Machine-translated from Sinhala / Tamil / English

¶ 01 Hon. Deputy Chairperson, thank you for the opportunity on the Heads of Expenditure of Health and Mass Media. Throughout this debate we’ve heard about salaries. The Health Minister has repeatedly explained SHED and pay issues, yet clear problems remain, leading to trade union action. Some matters went to court; some even summoned fuel station owners to the CID during that controversy. I cite this to show how low the argumentation fell—naming MPs’ relatives owning fuel stations as if that explains a nationwide strike. Tomorrow, if doctors strike, will you read lists of MPs’ doctor relatives? If teachers strike, will you name MPs’ teacher relatives? We should maintain higher standards of political debate.

¶ 02 On another day, if the census of infants is done from 8.00 to 8.05 a.m. and babies don’t show up, will you accuse the Opposition of telling babies not to come? Let’s avoid childish arguments; you came to power to change Rajapaksa-style politics, so change it.

¶ 03 Hon.
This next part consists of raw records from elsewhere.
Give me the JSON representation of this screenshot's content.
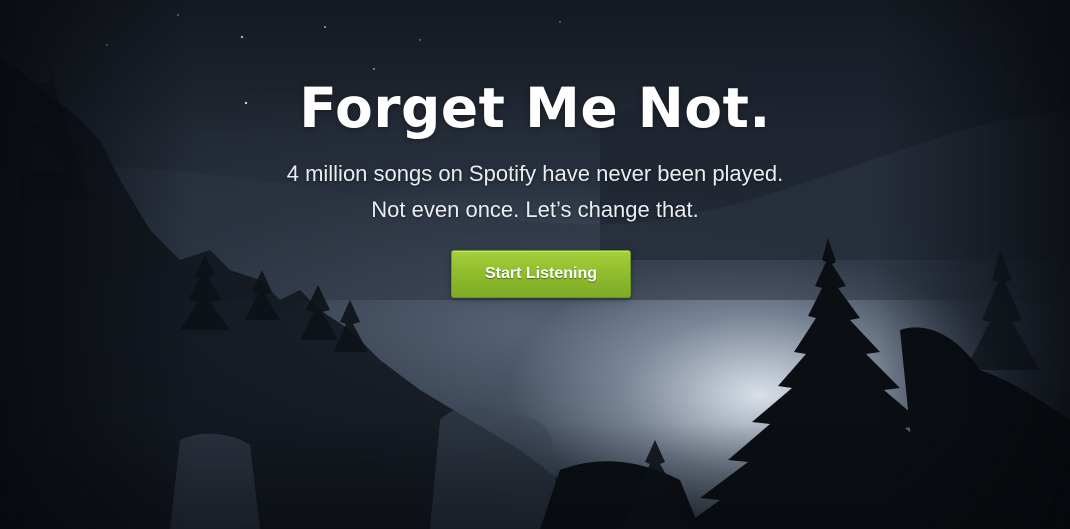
{
  "hero": {
    "title": "Forget Me Not.",
    "subtitle_line1": "4 million songs on Spotify have never been played.",
    "subtitle_line2": "Not even once. Let’s change that.",
    "cta_label": "Start Listening"
  },
  "colors": {
    "cta_green": "#8dbb2c",
    "title_white": "#ffffff",
    "night_sky": "#1d232d"
  },
  "background": {
    "scene": "misty-forest-night-icon"
  }
}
Minister, regarding a serious matter at Lady Ridgeway Hospital in 2022: a three-year-old child, Hamdi Fasleem, admitted on 24 December 2022 for a left kidney infection, was operated on by Dr. Naveen Wijekoon. The child remained in ICU and passed away on 27 July 2023. Later, in early January 2024, Dr. Wijekoon reportedly left the country. The parents attempted to meet Consultant Dr. Malik Samarasinghe; only via private channeling could they meet, and were told “something happened; we will correct it”—after the child had died.
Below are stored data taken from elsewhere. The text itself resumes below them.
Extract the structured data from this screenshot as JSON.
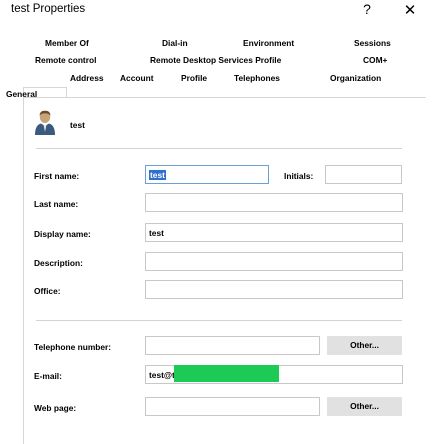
{
  "window": {
    "title": "test Properties",
    "help_glyph": "?",
    "close_glyph": "✕"
  },
  "tabs": {
    "row1": [
      "Member Of",
      "Dial-in",
      "Environment",
      "Sessions"
    ],
    "row2": [
      "Remote control",
      "Remote Desktop Services Profile",
      "COM+"
    ],
    "row3": [
      "General",
      "Address",
      "Account",
      "Profile",
      "Telephones",
      "Organization"
    ],
    "active": "General"
  },
  "general": {
    "display_name_header": "test",
    "first_name_label": "First name:",
    "first_name_value": "test",
    "initials_label": "Initials:",
    "initials_value": "",
    "last_name_label": "Last name:",
    "last_name_value": "",
    "display_name_label": "Display name:",
    "display_name_value": "test",
    "description_label": "Description:",
    "description_value": "",
    "office_label": "Office:",
    "office_value": "",
    "telephone_label": "Telephone number:",
    "telephone_value": "",
    "telephone_other": "Other...",
    "email_label": "E-mail:",
    "email_value": "test@t",
    "webpage_label": "Web page:",
    "webpage_value": "",
    "webpage_other": "Other..."
  },
  "colors": {
    "redaction": "#1bcb56",
    "selection": "#2f6fd0",
    "button_face": "#e1e1e1"
  },
  "icons": {
    "user": "user-icon"
  }
}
¶ 04 Pre-operative records show both kidneys present. An ultrasound from Asiri Surgical Hospital dated 10.02.2021 states: “Left kidney is enlarged with gross hydronephrosis. Right kidney is also prominent in size,” with measurements (right 6.7 cm; left 8.9 cm). Post-op, LRH Histopathology Laboratory (Dr. S. Gunarathna) records receipt of the left kidney specimen. In court, doctors’ statements have been contradictory—some later claimed a horseshoe kidney, whereas reports indicated a duplex system, not horseshoe. Despite questions raised earlier with former Health Ministers Keheliya Rambukwella and Ramesh Pathirana—who promised reports—nothing was provided. I urge you to ensure justice for this poor family by conducting a proper Ministry investigation. They have the right to know what happened to their child’s organs. There have been past probes into illegal organ trade; please act swiftly here.

¶ 05 Next, you stated basic pay of nurses is Rs. 104,000. But for a Grade III nurse, even with your April 2025 increases, the basic is Rs. 71,793—not one lakh. Please correct the data. Also, nurses’ overtime structures and promotion timelines have changed—some now wait excessively long (even 31 years) for Grade I. Please review and ensure fairness.

¶ 06 On procurements in 2022–2023: there were large overpayments. GE Healthcare Ireland supplied contrast media at Rs. 2,025 per unit for 34,000 units (about Rs. 137 million). In the same period, Sunshine Healthcare Lanka supplied 22,500 units at Rs. 75,628 per unit. The price gap is massive; total payments reportedly around Rs. 1.7 billion. These companies are still registered with the Ministry. Please investigate urgently how such gouging occurred and hold culpable parties accountable. Vendors often ensnare incoming ministers; beware and probe.

¶ 07 On media: while in Opposition we opposed the Online Safety Act. Why has it not been repealed? If you intend a new bill, consult social media stakeholders and platforms. Until then, please immediately repeal the current Online Safety Act. If someone defames or breaks the law, existing laws suffice; there is no need for draconian controls. Thank you.

Provenance

Source
Hansard, Thursday, 6 March 2025 ·No. 1742798688089503 ·English daily/uncorrected Hansard
Page · column
not yet extracted — page/column anchors are not in the current dataset; the source PDF is the citable location.